Redshirts! Name your redshirts! I've been polling friends and colleagues to ask who among the incoming freshmen they thought would play and who would redshirt this season. Various roster issues make for particularly complex decisions this year, but even if the personnel situation were relatively straightforward this question provides a fun challenge because Mack Brown has proven to be difficult-to-predict in this regard. Especially in the last half dozen years, he's not been shy about burning 'shirts, for reasons good and bad.
So let's give it a shot. I've divided the freshmen into three categories: "Will Play," "Won't Play," and "Crap, Tough Decision." For the latter category, I'm underlining the names of guys I'm guessing will play. Use the comments section to dis/agree.

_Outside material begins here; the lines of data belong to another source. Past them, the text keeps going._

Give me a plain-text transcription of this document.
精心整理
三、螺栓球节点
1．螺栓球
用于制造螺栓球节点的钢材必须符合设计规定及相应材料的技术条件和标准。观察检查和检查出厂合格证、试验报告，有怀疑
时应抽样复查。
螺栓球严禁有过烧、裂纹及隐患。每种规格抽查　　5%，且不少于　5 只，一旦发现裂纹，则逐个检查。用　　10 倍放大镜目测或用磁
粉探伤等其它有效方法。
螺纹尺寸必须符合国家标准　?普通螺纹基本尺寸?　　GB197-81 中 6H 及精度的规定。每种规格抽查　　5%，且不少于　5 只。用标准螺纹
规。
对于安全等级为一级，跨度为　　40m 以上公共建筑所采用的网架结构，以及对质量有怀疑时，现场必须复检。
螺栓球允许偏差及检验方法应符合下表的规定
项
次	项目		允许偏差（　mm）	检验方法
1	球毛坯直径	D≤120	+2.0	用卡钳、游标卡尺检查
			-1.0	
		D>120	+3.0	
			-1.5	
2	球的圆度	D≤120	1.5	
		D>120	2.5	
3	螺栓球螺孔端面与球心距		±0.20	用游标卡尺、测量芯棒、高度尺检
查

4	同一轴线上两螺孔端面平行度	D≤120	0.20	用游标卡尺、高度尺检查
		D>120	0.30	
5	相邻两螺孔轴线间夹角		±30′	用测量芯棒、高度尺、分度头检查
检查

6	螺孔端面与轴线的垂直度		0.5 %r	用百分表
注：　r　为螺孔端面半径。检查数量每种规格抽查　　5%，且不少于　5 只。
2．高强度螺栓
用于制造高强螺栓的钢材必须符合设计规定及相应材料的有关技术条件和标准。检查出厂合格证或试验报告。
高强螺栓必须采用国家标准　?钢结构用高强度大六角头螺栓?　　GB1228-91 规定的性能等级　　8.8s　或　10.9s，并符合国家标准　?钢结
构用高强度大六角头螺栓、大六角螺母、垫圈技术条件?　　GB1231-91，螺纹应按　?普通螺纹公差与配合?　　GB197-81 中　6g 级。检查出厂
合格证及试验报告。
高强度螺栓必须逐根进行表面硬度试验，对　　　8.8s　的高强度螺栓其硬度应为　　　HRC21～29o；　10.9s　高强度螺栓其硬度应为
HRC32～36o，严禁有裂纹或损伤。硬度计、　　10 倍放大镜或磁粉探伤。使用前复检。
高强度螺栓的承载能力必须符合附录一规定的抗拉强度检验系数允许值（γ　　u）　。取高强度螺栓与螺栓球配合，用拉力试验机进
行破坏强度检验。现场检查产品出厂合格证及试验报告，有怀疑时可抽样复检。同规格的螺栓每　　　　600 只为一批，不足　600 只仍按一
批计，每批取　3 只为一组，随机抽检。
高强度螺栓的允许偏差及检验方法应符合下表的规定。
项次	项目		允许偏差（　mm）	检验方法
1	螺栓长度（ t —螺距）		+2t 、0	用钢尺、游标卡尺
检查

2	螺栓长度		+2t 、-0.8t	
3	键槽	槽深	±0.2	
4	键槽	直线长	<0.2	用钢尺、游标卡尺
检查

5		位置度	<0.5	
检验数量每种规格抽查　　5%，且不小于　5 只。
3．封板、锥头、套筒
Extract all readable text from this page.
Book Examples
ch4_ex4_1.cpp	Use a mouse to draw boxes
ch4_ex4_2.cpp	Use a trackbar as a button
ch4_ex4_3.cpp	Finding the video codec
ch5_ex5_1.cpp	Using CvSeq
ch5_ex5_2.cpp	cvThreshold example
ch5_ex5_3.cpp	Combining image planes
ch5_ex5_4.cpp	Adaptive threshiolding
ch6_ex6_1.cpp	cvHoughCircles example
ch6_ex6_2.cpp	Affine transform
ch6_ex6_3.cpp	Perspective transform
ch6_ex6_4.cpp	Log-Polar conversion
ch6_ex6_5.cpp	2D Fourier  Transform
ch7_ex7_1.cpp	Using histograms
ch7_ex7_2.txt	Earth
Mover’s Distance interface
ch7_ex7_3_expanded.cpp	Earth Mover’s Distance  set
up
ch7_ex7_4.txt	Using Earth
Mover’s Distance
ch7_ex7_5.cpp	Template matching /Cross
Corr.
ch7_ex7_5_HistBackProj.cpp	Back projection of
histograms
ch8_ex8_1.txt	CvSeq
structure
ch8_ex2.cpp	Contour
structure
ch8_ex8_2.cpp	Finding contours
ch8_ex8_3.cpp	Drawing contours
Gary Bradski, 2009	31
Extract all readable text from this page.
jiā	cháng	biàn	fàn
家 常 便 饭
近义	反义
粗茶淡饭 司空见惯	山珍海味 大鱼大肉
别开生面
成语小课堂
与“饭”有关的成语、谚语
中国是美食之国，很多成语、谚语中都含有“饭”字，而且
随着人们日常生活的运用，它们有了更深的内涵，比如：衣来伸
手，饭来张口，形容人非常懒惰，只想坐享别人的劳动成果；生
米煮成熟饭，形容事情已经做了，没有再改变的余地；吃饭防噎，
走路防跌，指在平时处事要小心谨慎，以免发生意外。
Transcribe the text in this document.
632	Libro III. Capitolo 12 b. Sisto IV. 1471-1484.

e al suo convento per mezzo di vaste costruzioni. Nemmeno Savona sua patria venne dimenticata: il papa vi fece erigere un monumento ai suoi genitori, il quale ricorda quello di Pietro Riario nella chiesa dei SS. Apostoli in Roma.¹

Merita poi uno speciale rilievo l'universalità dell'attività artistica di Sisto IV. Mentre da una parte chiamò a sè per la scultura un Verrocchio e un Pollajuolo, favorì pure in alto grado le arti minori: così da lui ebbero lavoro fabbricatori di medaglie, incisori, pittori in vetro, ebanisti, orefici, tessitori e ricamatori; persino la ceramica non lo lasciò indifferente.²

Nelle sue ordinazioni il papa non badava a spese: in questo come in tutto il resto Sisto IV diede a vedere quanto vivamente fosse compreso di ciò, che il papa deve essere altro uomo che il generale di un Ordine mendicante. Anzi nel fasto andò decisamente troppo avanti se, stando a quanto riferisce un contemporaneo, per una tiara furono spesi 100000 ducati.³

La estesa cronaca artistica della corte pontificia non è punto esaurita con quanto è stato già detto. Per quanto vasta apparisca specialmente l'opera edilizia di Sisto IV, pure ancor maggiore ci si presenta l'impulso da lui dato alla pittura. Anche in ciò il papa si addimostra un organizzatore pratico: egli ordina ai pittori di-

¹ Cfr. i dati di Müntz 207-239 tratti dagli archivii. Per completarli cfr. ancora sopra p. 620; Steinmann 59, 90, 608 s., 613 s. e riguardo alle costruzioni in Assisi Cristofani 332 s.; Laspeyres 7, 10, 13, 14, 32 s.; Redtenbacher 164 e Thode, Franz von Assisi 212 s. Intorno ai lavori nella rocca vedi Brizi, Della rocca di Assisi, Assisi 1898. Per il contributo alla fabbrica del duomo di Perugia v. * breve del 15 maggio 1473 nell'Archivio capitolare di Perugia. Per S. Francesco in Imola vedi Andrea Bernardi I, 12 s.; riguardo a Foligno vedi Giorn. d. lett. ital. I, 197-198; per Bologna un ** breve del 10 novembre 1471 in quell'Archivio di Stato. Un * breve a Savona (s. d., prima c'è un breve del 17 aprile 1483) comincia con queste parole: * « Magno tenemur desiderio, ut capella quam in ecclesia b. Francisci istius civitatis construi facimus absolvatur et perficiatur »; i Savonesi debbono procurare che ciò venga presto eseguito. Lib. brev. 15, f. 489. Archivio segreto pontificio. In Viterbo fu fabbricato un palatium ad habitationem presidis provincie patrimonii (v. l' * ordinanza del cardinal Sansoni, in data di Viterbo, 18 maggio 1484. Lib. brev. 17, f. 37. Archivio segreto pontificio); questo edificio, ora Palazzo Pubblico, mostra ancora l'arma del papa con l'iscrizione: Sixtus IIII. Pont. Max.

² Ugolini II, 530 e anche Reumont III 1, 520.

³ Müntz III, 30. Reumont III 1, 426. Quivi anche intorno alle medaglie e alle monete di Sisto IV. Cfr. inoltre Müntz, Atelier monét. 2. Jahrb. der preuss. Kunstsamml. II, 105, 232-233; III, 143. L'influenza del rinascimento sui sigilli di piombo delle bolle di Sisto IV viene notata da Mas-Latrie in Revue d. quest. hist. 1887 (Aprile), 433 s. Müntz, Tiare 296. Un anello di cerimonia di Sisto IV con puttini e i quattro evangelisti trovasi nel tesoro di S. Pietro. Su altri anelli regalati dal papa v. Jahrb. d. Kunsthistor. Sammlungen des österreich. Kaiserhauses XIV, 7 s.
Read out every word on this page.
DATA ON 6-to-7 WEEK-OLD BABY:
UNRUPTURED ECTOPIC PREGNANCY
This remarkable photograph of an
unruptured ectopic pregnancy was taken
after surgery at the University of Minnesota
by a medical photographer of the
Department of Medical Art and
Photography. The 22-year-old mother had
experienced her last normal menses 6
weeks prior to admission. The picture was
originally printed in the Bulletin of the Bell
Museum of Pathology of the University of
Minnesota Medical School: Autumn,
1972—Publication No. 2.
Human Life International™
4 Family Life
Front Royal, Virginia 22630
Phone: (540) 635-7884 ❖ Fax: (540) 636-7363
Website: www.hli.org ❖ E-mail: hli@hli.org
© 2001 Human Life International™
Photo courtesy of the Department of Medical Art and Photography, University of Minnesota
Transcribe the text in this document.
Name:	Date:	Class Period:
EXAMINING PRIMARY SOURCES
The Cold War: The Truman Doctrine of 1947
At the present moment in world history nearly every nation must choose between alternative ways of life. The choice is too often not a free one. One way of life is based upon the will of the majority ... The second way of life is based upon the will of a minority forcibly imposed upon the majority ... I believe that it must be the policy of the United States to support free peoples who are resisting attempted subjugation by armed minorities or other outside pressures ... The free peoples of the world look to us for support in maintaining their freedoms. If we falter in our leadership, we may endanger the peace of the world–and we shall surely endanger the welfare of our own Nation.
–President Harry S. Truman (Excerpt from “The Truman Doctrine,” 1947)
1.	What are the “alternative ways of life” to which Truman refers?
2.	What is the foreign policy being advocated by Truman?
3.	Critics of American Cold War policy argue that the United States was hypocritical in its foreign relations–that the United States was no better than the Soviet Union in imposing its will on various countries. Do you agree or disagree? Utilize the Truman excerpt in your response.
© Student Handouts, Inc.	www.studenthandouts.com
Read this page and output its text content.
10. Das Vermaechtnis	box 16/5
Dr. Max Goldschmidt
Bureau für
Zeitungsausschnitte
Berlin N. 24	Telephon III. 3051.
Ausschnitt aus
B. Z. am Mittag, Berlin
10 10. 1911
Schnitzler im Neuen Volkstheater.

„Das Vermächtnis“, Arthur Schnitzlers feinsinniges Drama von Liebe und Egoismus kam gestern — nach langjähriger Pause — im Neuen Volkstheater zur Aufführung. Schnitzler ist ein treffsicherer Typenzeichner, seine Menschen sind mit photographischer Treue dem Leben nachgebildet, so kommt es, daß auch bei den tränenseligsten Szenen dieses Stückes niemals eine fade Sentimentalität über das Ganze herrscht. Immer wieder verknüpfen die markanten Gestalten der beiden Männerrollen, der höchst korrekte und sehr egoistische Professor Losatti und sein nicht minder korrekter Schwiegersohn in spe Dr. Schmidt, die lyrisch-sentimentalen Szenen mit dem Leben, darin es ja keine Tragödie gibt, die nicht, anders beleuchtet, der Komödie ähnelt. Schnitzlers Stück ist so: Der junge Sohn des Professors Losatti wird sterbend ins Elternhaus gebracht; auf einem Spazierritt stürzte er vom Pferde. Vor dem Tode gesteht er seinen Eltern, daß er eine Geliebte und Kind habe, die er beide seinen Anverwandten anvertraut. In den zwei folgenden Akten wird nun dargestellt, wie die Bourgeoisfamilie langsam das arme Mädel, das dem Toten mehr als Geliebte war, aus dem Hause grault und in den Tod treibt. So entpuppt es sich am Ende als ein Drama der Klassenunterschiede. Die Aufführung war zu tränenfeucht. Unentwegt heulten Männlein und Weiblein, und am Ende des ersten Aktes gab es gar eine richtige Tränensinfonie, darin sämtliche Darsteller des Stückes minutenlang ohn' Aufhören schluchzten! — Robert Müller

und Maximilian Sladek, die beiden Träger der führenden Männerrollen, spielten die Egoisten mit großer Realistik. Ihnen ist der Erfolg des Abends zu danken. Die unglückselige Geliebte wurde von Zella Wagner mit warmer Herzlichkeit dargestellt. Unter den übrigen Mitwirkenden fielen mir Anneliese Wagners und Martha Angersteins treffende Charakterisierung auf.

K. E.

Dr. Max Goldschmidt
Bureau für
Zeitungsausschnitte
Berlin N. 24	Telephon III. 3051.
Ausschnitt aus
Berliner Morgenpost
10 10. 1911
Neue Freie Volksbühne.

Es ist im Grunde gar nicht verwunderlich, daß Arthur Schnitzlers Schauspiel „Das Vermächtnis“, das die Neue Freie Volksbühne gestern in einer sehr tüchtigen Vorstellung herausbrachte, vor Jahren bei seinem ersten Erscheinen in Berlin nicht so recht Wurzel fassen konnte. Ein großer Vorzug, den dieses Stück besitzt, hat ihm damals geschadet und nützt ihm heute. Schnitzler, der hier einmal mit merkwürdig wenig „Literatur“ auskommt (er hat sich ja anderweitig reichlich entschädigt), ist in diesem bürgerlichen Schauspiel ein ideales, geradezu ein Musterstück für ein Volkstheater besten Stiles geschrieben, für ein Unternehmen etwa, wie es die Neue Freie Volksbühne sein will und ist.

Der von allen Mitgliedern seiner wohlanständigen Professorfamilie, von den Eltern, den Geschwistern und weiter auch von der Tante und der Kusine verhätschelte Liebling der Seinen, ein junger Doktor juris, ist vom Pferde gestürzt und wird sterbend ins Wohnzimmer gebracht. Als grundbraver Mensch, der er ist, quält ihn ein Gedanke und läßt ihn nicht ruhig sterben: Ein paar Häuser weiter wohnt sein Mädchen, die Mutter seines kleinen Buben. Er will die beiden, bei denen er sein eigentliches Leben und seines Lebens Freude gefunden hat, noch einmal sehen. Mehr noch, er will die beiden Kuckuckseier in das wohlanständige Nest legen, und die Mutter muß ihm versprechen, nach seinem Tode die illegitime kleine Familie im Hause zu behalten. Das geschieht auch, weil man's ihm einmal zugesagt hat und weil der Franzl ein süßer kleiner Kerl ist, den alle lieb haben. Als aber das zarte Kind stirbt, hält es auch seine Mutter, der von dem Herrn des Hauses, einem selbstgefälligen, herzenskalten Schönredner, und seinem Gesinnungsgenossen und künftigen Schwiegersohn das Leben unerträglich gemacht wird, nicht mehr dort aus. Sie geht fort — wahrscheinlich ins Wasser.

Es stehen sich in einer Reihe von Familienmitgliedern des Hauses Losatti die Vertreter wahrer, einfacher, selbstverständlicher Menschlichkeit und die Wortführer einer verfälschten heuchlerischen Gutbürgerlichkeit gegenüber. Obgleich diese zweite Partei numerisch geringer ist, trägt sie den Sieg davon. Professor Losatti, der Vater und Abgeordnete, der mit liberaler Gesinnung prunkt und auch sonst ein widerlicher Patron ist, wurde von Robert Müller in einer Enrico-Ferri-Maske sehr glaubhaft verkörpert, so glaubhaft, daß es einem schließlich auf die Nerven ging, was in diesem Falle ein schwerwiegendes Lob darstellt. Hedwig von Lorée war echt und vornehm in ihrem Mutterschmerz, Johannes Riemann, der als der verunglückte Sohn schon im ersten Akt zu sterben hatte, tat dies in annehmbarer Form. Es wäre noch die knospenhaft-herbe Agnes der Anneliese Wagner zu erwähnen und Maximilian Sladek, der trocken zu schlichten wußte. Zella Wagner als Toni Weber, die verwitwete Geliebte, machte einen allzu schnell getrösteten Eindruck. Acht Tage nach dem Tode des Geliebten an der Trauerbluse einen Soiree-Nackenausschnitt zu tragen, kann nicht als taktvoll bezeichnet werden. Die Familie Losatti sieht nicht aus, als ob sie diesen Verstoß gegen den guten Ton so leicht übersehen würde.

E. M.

Will Play: Malcolm Brown, Jaxon Shipley, Quandre Diggs, Cedric Reed, Garrett Greenlea, Joe Bergeron, Sedrick Flowers, Steve Edmond, Sheroid Evans
Won't Play: Taylor Doyle, Miles Onyegbule, Leroy Scott, Quincy Russell, David Ash, MJ McFarland, Marcu Hutchins, Josh Cochran
Crap, Tough Decision: Kendall Thompson, Mykkele Thompson, Chet Moss, Desmond Jackson, Josh Turner
On Malcolm Brown. It's funny, but as we prepare to welcome the tailback many Texas fans view as our savior, Malcolm Brown appears poised to be at the same time one of the most overrated and underrated backs in program history. He is/will be overrated because he is widely misperceived as an athletic talent on par with some of the other recent greats to come out of this state, most notable Adrian Peterson. To be sure, Brown is a strong and physical runner, but he is not anything close to the freakishly explosive and powerful athletic talent that Adrian Peterson was/is. Nor is he as physically gifted as was Cedric Benson. Brown is "merely" a strong, durable runner with great burst for his size. And in that sense, he is already, and to the extent he's successful at Texas will continue to be, wildly overrated.
At the same time, Texas could not have asked for a more suitable back to be the ball carrier in Bryan Harsin's offense. The Power O run play off of which Harsin wants to base most everything that we do begs for a rusher like Malcolm Brown -- one who has the timing and acceleration to see and rip through a quick-to-open, quick-to-close rushing hole. The ideal Power O Back is equally capable of making a big gain when it all opens up just right and plowing forward for 2-5 yards all the times that it doesn't. That's Brown to a T, and whatever his ultimate upside limitations he looks ideally suited to be a supremely successful back in Texas's new offense. And if he is, he'll likely manage to be overrated and underrated at the same time.
Which... who cares? I'll certainly be delighted if we're forced to have that discussion.
I've got plenty more thoughts on the team, but my bed is calling. What's on your mind this offseason?